ON ÜÇ

44 7 15
                                    

keyifli okumalar...

(Yazardan)
0. Gün

Ay tam tepede, saat gece yarısını biraz geçmekteydi. İstanbul Selimiye'de bulunan Haydarpaşa limanında hareketlenmeler başlamıştı.

Siyah mercedes marka araba limanın tam önünde durduğunda etrafta bulunan 20'ye yakın takım elbiseli adam sıra halinde dizildiler.

Emir Yavuz büyük bir ihtişamla arabadan inip etrafına bakındı.

Deniz bile durulmuşken gecenin bir vakti toplanan adamlar tedirginlikle birbirlerine bakıyorlardı.
Emir, cebinden sigarasını çıkarıp dudaklarına götürürken Murat gemiden ayrılıp yanına doğru ilerledi.

"Hoşgeldin abi." diyerek başını hafifçe eğen Murat'a döndü Emir.
"Durumlar ne?" diye sorduğunda Murat gemiyi işaret etti.
"Mallar hazır, adamlar yerleştiriyor."
İçlerinde makinalı tüfek ve pahalı silahlar gibi bir çok delici alet bulunan gemi buradan ayrılıp önce Ege'ye ardından okyanusu aşarak Meksika'ya gidecekti.
Pamuk ve kumaşlarla örttükleri mallar iyi korunuyordu. Artık bu işte uzman olduklarından korkuları yoktu.

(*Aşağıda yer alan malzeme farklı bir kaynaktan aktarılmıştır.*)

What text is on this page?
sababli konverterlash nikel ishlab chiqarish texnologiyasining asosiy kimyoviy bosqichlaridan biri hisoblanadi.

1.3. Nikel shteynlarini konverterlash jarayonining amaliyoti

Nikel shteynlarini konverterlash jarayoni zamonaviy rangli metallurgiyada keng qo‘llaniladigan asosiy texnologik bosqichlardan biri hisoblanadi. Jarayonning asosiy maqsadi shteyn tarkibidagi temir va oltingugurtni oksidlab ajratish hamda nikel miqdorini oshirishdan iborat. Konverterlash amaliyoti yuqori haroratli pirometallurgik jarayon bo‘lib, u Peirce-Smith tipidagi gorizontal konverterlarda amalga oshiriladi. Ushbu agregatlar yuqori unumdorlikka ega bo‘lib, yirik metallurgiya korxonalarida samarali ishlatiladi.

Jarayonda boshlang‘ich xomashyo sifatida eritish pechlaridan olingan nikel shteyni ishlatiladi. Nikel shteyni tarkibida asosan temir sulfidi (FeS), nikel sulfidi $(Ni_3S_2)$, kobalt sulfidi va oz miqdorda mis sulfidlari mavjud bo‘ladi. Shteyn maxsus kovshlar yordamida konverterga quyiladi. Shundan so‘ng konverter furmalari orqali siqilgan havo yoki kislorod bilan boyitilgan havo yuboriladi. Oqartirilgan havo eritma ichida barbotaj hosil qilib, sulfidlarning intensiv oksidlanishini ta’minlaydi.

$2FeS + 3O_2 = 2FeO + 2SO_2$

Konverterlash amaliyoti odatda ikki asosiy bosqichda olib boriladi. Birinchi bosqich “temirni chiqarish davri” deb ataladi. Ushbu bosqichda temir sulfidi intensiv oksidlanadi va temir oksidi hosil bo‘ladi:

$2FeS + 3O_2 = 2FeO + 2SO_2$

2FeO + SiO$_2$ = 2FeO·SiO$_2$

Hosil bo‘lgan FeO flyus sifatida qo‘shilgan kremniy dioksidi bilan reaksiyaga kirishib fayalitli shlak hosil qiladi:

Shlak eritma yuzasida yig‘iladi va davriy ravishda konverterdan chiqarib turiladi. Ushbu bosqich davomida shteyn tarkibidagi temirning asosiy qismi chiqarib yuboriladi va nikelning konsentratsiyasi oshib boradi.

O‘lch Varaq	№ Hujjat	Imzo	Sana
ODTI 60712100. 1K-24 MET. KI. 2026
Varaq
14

"İyi aferin... bir an önce yola çıksınlar. Başımız daha fazla ağrımasın. "
Emir Yavuz sigaranın küllerini arabanın altına atarken Murat kafasını sallayarak konuştu.
"Merak etme abi... halloldu her şey."
Emir başıyla onaylarken Murat tekrardan gemiye doğru ilerledi.

"Abi!"
Bu sırada yanına doğru gelen bir adam korkarak Emir'e baktı.
"Savcı Eyüp Başaran'ın arabası buraya doğru geliyor... ne yapalım?"
Duyduğu haberle canı sıkılan Emir adamların hepsine el işaretiyle arabalara geçmelerini söyledi.
"Basıp gidin. Bu herifin karın ağrısı neymiş öğrenelim."

Adamlar söyleneni yapıp arabaları çalıştırırken gemi de çoktan karadan ayrılıyordu. Savcı geç gelmişti... Emir bunun rahatlığında ellerini cebine atarak beklemeye başladı.

Eyüp Başaran'ın arabası limana doğru yaklaştı, yaklaştıkça Emir'in yüzünde bir sırış peyda oldu.
Tam önünde duran arabadan inen Savcı, Emir'le göz göze gelip güldüğünü görünce canı sıkıldı. Emir elindeki sigarasını yere atıp ayağıyla ezerek dudaklarını araladı.

"Ooo Savcım, beni mi özledin?"

Emir'in sorusu yanıtsız kalırken Eyüp hızla etrafı süzdü. Anlaşılan geç kalmıştı. Gemi çoktan kalkmış, adamları burayı terk etmişti.
Öfkeyle burnundan soluyup ceketinin iç cebinden sigarasını çıkardı.

"He ya Abi... çok özledim."
Dudaklarına götürdüğü sigarayı Emir'in uzattığı çakmakla yakan Eyüp birkaç adım atarak Emir'in karşısında durdu.

"eee nasıl işler? Bu aralar iyi para kaldırıyorsun..."
Eyüp'ün dalga geçer gibi sorduğu soruya Emir alayla sırıtarak karşılıklı verdi.
"Valla nasıl olsun, ekmeğimizdeyiz çok şükür."

"Ekmeğinizdesiniz..."
Eyüp, karşısındaki adamı taklit ederek gülmeye başlarken sigara dumanı rüzgarla uçuşarak Emir'in yüzüne çarptı.